Wadi El-Hutan, Egypt: The ancient Tethys Sea receded between 250 and 35 million years ago.

Wadi El-Hutan, Egypt: The ancient Tethys Sea receded between 250 and 35 million years ago.

Comparing present day environmental change with perturbations back in the deep past has always interested Zalasiewicz, a lecturer in geology at the UK's University of Leicester. Here he imagines what distinctive traces humans might leave in the strata and how the past is improving our knowledge of climate change.

CNN: How far does our geological knowledge go back?

Dr Jan Zalasiewicz: Right to the beginning. If you look at meteorites then we have bits of the origin of the solar system -- that's a little bit over 4,500 million years ago.

There has recently been a report saying that geologists have found some rocks which are possibly over four billion years old. And there are certainly crystals that have been found that are in excess of 4.3 billion years old. So we are getting very close to the origin of the Earth.

A more or less continuous record starts from about 3.8 billion years. From there, by and large, there is a very good record. The Earth really has a fantastic record of the past. Because of the peculiarities of the way continents and oceans form on Earth it is far better than anything one could ever hope to find on Mars, Mercury or Venus. Earth is the history planet.

CNN: Does a reliable climate record stretch back 3.8 billion years?

JZ: It does, though it gets better and better as the rocks get younger. Way back that far, there are some indications that the Earth was really quite warm. It might have been upwards of 50-60 degrees centigrade, although this evidence is uncertain.

But there is cast iron evidence going back up to 2.5 billion years ago of episodes of cold (glaciations). These leave distinctive marks on the geography of the time which translates into the strata we now look at.

CNN: How would you describe our impact on the planet?

JZ: What we're doing is coming into this rather dynamic yet delicately balanced system where you switch from one state to another and it's like we are hitting it hard with a hammer.

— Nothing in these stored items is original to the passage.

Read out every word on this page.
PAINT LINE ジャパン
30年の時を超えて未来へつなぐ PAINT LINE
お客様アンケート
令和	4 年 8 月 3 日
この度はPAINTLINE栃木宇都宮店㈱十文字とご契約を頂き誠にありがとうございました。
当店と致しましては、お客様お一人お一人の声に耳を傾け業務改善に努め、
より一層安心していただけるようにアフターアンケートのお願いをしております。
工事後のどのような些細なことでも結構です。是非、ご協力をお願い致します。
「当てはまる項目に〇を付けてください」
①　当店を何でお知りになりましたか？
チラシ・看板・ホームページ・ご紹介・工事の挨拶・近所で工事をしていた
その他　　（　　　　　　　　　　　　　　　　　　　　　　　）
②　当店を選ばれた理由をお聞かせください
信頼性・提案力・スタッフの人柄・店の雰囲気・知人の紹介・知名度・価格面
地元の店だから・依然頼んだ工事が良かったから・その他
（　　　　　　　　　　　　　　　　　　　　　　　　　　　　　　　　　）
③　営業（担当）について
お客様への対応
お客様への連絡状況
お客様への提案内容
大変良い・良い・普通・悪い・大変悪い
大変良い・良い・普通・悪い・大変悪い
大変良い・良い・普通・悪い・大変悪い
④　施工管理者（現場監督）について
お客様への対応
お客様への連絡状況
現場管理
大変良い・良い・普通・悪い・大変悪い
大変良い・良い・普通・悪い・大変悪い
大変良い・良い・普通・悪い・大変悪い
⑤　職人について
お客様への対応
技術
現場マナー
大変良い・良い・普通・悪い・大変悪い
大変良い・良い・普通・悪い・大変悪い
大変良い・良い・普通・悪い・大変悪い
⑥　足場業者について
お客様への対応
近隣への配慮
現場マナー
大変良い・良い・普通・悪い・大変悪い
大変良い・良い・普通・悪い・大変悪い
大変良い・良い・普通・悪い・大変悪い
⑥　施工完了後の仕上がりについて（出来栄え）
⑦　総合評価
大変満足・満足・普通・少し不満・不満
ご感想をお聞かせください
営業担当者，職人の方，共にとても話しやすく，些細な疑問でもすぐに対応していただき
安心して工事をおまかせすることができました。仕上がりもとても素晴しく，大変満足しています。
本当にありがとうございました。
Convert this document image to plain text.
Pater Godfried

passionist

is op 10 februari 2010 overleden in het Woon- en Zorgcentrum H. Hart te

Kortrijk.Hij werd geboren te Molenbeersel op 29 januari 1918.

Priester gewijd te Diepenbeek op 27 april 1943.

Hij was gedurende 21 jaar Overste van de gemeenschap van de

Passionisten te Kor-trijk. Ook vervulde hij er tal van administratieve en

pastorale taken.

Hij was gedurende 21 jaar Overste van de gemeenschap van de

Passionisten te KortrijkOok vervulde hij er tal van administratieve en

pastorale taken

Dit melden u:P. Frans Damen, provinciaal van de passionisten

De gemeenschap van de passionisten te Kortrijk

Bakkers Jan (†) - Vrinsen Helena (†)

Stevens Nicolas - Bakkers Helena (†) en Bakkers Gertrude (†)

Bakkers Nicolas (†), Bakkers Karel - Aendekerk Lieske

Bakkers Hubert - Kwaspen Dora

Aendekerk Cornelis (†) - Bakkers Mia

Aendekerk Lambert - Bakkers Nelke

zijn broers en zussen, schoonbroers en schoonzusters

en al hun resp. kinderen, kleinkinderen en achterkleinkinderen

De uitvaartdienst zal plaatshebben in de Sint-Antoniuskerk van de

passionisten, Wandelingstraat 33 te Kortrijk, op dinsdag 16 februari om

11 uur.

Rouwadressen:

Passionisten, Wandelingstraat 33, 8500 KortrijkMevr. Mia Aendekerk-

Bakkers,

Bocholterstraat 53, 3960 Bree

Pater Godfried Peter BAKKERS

Because of the effect of land use changes we are changing how reflective the Earth is. And particularly by putting more greenhouse gases into the atmosphere we're changing the heat balance of the Earth. The best prediction, held by the great majority of scientists, is that it will tip the Earth into a warmer state, something like that which pertained before the ice ages started (between three and tens of million years ago).

But the timing isn't certain. When change takes place it often changes at times called tipping points. Things carry on much the same while the system is being pushed and then it gives way fairly quickly and refashions itself into a new system.

If I was a betting man, I would say that somewhere within the next few centuries or perhaps even the next few decades the earth will re-orientate itself into what will likely be a global climate warmer by somewhere between three to five degrees centigrade.

CNN: What is geology teaching us about the climate?

JZ: As we are getting increasingly better at reading the strata we are finding analogous episodes in the Earth's past which are in effect fossil global warming episodes. There was a very pronounced one about 55 million years ago, and another equally pronounced one about 180 million years ago -- well back in the time of the dinosaurs.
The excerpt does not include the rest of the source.